Siegmund Chychla sieht das genauso. Das kleine graue Ding auf seinem Schreibtisch sieht aus wie ein handelsüblicher Taschenrechner, doch für Chychla ist es viel mehr, eine Art Lügendetektor, unfehlbar und unbestechlich. Chychla ist einer der Vorsitzenden des Hamburger Mietervereins, und wenn er über Mieten spricht, dann zückt er bei jeder Gelegenheit den Taschenrechner. Die Explosion der Preise beschränke sich auf einige wenige Stadtteile? Chychla schaut kurz auf, tippt Werte aus einem Immobilienportal in seinen Rechner, murmelt ein paar Satzbrocken vor sich hin. Dann ruft er aus: "Da, schauen Sie!" Er streckt den Rechner triumphierend in den Raum. "52 Prozent über dem Mietspiegel, das ist Wucher!"

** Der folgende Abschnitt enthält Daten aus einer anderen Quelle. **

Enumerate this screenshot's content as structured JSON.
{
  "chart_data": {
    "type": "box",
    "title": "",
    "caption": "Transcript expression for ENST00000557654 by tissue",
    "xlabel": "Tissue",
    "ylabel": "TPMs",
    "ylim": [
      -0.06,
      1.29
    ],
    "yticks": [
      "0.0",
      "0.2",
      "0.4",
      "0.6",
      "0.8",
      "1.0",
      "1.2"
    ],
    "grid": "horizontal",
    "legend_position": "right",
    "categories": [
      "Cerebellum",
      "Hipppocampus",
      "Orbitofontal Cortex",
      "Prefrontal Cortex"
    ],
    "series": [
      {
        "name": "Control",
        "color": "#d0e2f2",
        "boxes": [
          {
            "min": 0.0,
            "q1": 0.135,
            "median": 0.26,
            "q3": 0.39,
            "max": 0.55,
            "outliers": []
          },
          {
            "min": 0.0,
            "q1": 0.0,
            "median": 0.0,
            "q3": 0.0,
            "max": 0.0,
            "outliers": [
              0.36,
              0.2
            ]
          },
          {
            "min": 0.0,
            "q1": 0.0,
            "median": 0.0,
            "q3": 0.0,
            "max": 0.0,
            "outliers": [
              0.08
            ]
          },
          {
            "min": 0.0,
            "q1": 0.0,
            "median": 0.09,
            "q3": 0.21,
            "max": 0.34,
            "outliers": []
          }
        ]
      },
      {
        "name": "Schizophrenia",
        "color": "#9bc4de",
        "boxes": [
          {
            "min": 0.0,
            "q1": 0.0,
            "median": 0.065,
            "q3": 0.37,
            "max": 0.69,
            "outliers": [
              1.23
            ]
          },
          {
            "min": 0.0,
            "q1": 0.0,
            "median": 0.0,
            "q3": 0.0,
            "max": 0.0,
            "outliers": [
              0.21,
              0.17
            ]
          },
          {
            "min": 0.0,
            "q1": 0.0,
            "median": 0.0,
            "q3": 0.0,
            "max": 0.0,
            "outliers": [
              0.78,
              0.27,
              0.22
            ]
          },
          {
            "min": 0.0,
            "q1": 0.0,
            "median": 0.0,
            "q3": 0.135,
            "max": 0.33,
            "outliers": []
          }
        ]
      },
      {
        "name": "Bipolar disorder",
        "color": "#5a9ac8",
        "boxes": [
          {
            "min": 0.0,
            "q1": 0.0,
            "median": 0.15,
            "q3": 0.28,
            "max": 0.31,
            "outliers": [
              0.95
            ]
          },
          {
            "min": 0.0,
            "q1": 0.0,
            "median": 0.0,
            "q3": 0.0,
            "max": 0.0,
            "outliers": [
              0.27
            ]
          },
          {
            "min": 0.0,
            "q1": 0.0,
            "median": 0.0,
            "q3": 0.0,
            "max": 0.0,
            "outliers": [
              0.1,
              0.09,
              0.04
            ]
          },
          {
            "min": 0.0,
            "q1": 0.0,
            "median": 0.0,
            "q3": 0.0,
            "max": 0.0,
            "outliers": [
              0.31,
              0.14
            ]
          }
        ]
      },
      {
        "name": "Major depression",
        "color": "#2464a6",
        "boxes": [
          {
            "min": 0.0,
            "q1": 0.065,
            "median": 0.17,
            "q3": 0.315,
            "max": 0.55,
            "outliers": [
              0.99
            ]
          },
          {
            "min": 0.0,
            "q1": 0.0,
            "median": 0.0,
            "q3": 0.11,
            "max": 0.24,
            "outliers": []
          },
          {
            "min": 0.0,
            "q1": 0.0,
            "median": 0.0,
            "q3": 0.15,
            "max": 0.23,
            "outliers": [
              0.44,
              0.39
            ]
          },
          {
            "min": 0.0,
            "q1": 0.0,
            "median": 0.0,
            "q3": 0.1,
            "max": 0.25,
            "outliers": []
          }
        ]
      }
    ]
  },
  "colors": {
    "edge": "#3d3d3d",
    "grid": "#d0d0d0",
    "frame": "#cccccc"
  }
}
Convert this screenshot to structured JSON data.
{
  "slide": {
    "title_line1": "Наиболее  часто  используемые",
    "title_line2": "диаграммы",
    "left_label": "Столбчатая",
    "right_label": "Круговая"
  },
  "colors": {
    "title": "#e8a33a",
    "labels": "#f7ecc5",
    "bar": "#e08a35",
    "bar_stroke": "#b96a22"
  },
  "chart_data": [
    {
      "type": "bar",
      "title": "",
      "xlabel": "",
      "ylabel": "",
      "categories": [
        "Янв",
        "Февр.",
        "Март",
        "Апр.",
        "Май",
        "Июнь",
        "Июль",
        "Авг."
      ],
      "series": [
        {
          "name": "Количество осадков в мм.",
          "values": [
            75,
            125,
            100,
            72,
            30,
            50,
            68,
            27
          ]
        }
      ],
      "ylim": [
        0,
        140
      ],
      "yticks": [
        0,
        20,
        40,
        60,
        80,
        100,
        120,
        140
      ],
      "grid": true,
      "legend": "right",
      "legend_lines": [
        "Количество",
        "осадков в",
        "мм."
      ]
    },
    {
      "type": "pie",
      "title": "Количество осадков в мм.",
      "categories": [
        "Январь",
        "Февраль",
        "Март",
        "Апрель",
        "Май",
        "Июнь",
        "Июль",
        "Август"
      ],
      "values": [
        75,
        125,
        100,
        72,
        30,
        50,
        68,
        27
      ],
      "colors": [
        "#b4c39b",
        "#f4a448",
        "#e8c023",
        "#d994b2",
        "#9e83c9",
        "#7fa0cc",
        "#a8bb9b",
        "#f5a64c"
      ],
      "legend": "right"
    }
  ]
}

Die schwarz-gelbe Mietrechtsnovelle will die SPD im Bundesrat deshalb stoppen. Am 1. Februar soll das Gesetz in der Länderkammer beraten werden. In den Vorgesprächen hat die SPD schon viele Änderungsanträge eingespeist. Ihr Ziel ist es, das Gesetz in den Vermittlungsausschuss zu schicken – und dann öffentlichkeitswirksam zu attackieren. "Bezahlbarer Wohnraum darf kein Luxusgut werden", gibt der Parlamentarische Geschäftsführer der SPD im Bundestag, Thomas Oppermann, als Parole aus.
Bund und Länder haben für Preiserhöhungen gesorgt
Der Immobilienbranche hingegen graut es schon jetzt: "Mithilfe von gedeckelten Mietpreisen wird keine einzige Wohnung zusätzlich gebaut – im Gegenteil", warnt GdW-Chef Axel Gedaschko. In Mitgliedermagazinen der Eigentümerverbände findet sich bereits kühler Rat: Da nach dem Wahlkampf gesetzliches Ungemach zu erwarten sei, sollte von Mieterhöhungen "noch rechtzeitig Gebrauch gemacht werden" – "um die Bewirtschaftung der Immobilie für die Zukunft sicherzustellen".
Dabei verdeckt der parteiübergreifende Aktionismus jenen Teil der Wahrheit, der für die Politik eher unangenehm ist. Denn gerade Bund und Länder haben mit zahlreichen Maßnahmen mit dafür gesorgt, dass die Preise steigen – etwa über Steuern: Bis auf Bayern und Sachsen haben alle Länder in den vergangenen Jahren ihre Grunderwerbsteuer deutlich hochgeschraubt, fünf von ihnen erst noch 2012, zwei weitere zu Anfang dieses Jahres.
Hinzu kommt der Klimaschutz. Immer rigidere Dämmvorgaben, vor allem die Energieeinsparverordnungen (EnEV) 2007 und 2009, trugen zum Preisanstieg für Neubauten seit 2005 um knapp 20 Prozent bei. Derzeit berät die Bundesregierung über eine weitere Novellierung der EnEV. Noch striktere Vorgaben für höhere Dämmqualität und niedrigeren Energiebedarf dürften vor allem eines bedeuten: dass die Mieten noch weiter in die Höhe treiben.